It can't fail

Obamacare can't "fail," because it was never designed to work in the first place.

The only problem is that they didn't expect it to fail this fast.  Such a brutally obvious face-plant playing out in the news within a year of the midterm elections, in ways obvious to some of the lowest-information voters with the murkiest political philosophies, can't have been in the game-plan.

4 comments:

Elise said...

Yeah, I don't buy this one. People's policies are getting cancelled because ObamaCare changed the rules.

Both Independence and Highmark are canceling so-called “guaranteed issue” policies, which had been sold to customers who had pre-existing medical conditions when they signed up. Policyholders with regular policies because they did not have health problems will be given an option to extend their coverage through next year.

I think all this means is that in some States, people who get insurance under "guaranteed issue" (i.e., the State insurance commissioner has said "you have to sell policies to people with pre-existing conditions") got less comprehensive policies than people who bought *not* under "guaranteed issues". Those less comprehensive policies don't suit Madame Sebelius so they have to go.

If we start hearing lots of stories about people insured under "guaranteed issue" who are cancelled and their old insurer, who is still selling in the individual market, refuses to sell them policies outside the exchange I think we can worry about insurers shedding high-use customers. It's possible we'll see that but I don't know why we would. As far as I can tell, people who buy through the exchanges and people who buy direct go into the same risk pool so an insurance company has no reason to prefer I buy insurance through the exchanges rather than directly from them.

I see these kinds of stories as part of the "it's not ObamaCare's fault, it's those nasty insurance companies". That's one of the (many, many) reason I think ObamaCare is such a lousy idea: the Feds (and NBC and health care "advocates") will blame the insurance companies for everything and an awful lot of people will believe that.

Texan99 said...

That's not how I read the article. I think the idea is that the death spiral will kill the insurance companies, and that the American people will then clamor for a national health system so as to escape the evil grip of the profit-motivated health insurance corporations. But it needed to look as though Obamacare was working for a while. Slowly the insurance companies would wither, and they would look like the source of the problem. If the whole thing looks like a spectacular failure from the start, the insurance companies look competent and choice-based in contrast with the government system.

Elise said...

So long as the employer-based health insurance is walled off from the private health market, that's not going to be a problem. I seem to keep recommending her but McArdle has a up a post explaining why "Obamacare Fiasco Isn't a Single-Payer Conspiracy". She's basically saying what I've been saying: the numbers don't add up.

It looks like 80% of the people in this country have health insurance that *isn't* purchased through the individual market. Those 80% aren't affected by the ObamaCare fiasco and aren't going to feel any effects from it. Well, they are, but indirectly enough and far enough down the road so that they won't realize where they came from. If the individual health insurance market tanks, those 80% will still have health insurance they'll want to keep. They'd be far more likely to go along with dumping us all into Medicaid than with losing their health insurance because we can no longer buy ours.

Texan99 said...

I haven't read the McArdle piece, but I'll take your word for it; she tends to be careful with her numbers. But the market for employment-based insurance is being roiled, too.

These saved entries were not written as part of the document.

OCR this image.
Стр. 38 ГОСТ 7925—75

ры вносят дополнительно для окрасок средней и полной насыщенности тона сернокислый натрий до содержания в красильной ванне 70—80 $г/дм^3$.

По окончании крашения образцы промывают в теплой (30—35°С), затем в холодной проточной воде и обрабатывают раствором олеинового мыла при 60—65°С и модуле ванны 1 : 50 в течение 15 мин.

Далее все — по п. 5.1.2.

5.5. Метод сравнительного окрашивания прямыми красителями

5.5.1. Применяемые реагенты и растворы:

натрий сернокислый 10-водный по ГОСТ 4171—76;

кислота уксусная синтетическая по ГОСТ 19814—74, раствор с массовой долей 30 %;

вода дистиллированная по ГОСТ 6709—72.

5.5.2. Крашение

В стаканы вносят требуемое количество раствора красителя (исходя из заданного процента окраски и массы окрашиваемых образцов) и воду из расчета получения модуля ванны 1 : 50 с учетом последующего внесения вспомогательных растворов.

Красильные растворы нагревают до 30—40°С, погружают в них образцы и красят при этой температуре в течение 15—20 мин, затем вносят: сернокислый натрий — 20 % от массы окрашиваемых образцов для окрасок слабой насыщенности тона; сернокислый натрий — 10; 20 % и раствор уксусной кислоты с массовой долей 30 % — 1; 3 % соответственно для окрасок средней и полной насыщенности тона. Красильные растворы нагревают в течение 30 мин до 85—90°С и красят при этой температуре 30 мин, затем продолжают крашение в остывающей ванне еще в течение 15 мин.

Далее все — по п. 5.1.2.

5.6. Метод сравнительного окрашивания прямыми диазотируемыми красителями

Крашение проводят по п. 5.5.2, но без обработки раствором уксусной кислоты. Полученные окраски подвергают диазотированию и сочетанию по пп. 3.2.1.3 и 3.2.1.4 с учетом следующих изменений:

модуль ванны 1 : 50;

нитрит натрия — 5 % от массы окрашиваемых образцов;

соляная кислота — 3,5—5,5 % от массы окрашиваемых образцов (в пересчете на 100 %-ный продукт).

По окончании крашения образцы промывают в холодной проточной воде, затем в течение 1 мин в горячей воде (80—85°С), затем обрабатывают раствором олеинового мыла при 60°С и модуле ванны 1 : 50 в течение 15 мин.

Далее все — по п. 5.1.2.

I don't actually think anyone was clever enough to structure a careful plan to undermine the insurance companies on a schedule. I do think that even people with no real grasp of markets can see that rigid regulation of prices and features will imperil the health of insurance companies eventually, and they're simply unconcerned, because they think for-profit insurance is evil. At the same time, there are an awful lot of people hoping that somehow people will become so disenchanted with the status quo that they'll get what they really wanted, which was single-payer.